While Rachel’s been away I’ve been trying to take the boys out somewhere different every morning. We’ve been to the Bodmin Railroad, to Trevethan Farm where we picked our own strawberries, and Newquay (you’ll notice there’s no writeup about Newquay on this blog because there’s nothing to write about Newquay. There were hundreds of people with surf boards, seemingly endless surf shops and arcades, and not a wave to be seen. Horrible place, best to be avoided unless you’re between 16 and 20 and have raging hormones.).
Yesterday we went to the Portreath Bee Centre. One enters on the ground floor into a shop that is chock-a-block full of things to buy, none of which I could quite bring myself to take home. Upstairs there’s a tea-room, and a door through which one can only go by shelling out £1.50 for an adult and 75p for a child (Sebastian the baby got in free). On the other side of the door is a room split into approximately two halves, the closest of which has a tv with a bee video and 20 chairs just begging someone to sit down and watch. On the other side of the room are a couple of scraggly bee hives with bees in various stages of honey making, along with pictures of some old time bee hives that were woven by hand using caning techniques and covered in cow dung to make them airtight (pretty interesting actually). Nathaniel enjoyed it, but then he saw the sheep outside and immediately wanted to go look at the sheep, so I’d give it a solid C, nice enough, but not enthralling for a 4-year old.
Outside, he wanted to know how bees made honey. I have come to expect post-experience questions from Nathaniel. He often internalizes what he’s seeing, and then comes up with a couple of questions anywhere from 5 minutes to 2 days later (the 2 day later questions can make for interesting conversation as one tries to remember what it was he saw recently to warrant the question). So in answer to his question, “How do bees make honey?", I explained what I knew, that bees visited flowers to collect nectar, then flew back to the hive to put it into the honey-combs. He then wanted to know how they stuck it in the honey-combs. I didn’t know the answer, so I said “They poop it out. Honey is just bee poop.” (I’ve since looked up how they do it on the web, and now know that bee pollen is bee poop, not bee honey, so -1 for Dad on the answer scale).
Earlier in the morning we’d been at Trevethan Farm, where in addition to picking strawberries, we’d looked at rabbits and guinea pigs and a pig. While we were looking at the pig, I’d told him that pigs were where bacon comes from, that when he ate a piece of bacon he was eating the pig. At the time he’d just nodded and asked to be pushed on the swing in the play area.
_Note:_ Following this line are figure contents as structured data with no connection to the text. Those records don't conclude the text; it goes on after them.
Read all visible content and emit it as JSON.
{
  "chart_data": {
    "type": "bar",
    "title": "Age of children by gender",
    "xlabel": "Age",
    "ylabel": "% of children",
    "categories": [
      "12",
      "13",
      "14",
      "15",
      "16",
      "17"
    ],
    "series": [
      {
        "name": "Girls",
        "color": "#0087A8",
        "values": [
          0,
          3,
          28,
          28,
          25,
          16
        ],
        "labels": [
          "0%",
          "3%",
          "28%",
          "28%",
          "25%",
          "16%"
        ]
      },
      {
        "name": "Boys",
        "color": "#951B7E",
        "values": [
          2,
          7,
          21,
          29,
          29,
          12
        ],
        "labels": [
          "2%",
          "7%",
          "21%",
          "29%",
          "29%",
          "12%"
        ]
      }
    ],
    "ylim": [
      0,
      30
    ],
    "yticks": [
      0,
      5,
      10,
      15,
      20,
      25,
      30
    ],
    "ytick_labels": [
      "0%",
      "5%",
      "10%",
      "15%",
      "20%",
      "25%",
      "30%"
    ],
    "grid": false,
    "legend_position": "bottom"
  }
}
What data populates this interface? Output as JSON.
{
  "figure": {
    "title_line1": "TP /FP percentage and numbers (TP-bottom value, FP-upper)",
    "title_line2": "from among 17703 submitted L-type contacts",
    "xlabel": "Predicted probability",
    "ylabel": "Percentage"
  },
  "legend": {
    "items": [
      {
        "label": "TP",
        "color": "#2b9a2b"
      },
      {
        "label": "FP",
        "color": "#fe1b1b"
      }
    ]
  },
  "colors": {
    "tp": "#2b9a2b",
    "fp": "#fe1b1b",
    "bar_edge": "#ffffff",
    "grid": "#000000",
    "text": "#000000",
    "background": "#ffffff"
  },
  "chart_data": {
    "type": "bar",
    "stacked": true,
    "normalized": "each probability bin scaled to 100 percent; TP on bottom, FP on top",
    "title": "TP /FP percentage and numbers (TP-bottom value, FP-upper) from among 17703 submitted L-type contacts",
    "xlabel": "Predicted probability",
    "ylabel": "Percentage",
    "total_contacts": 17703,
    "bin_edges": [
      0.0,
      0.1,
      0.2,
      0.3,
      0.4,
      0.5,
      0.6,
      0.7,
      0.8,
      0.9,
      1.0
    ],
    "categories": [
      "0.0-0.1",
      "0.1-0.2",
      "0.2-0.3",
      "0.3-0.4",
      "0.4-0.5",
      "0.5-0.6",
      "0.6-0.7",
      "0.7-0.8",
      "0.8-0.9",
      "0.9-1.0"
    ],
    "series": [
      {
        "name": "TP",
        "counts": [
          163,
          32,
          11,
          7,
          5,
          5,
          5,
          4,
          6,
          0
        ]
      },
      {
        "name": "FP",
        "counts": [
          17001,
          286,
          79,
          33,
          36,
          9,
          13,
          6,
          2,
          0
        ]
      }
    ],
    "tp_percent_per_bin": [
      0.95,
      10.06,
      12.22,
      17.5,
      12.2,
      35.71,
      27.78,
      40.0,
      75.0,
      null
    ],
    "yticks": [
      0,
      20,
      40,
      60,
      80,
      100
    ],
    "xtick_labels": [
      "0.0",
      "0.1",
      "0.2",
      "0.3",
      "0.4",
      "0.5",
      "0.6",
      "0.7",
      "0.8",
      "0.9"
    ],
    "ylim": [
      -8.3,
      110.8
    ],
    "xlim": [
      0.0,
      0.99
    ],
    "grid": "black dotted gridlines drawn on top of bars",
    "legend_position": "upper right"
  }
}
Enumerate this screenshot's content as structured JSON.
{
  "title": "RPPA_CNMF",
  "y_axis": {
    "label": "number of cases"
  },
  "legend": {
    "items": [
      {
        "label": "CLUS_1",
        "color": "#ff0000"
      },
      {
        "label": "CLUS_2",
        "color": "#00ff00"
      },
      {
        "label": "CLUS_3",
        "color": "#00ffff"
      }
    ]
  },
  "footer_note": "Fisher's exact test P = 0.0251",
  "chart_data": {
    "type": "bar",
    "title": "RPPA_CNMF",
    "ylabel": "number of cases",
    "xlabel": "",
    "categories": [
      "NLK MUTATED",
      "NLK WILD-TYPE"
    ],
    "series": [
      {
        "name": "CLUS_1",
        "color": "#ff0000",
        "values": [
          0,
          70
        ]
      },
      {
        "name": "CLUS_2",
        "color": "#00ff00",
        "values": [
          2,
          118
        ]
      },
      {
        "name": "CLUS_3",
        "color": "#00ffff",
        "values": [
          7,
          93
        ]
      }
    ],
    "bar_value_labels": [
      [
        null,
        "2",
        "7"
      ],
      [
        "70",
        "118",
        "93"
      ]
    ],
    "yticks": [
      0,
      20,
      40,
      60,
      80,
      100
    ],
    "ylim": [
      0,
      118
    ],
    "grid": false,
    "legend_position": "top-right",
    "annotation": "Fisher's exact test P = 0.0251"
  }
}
So, after looking at the sheep outside the Bee Centre, and trying to pet the ponies (who, as we didn’t have any carrots or sugar cubes, weren’t having any of it), we were finally all strapped into the car, and driving home. From the backseat Nathaniel piped up with one final question, “Hey dada, do pigs poop hamburgers out?” I couldn’t help but laugh because I knew exactly where that question had come from.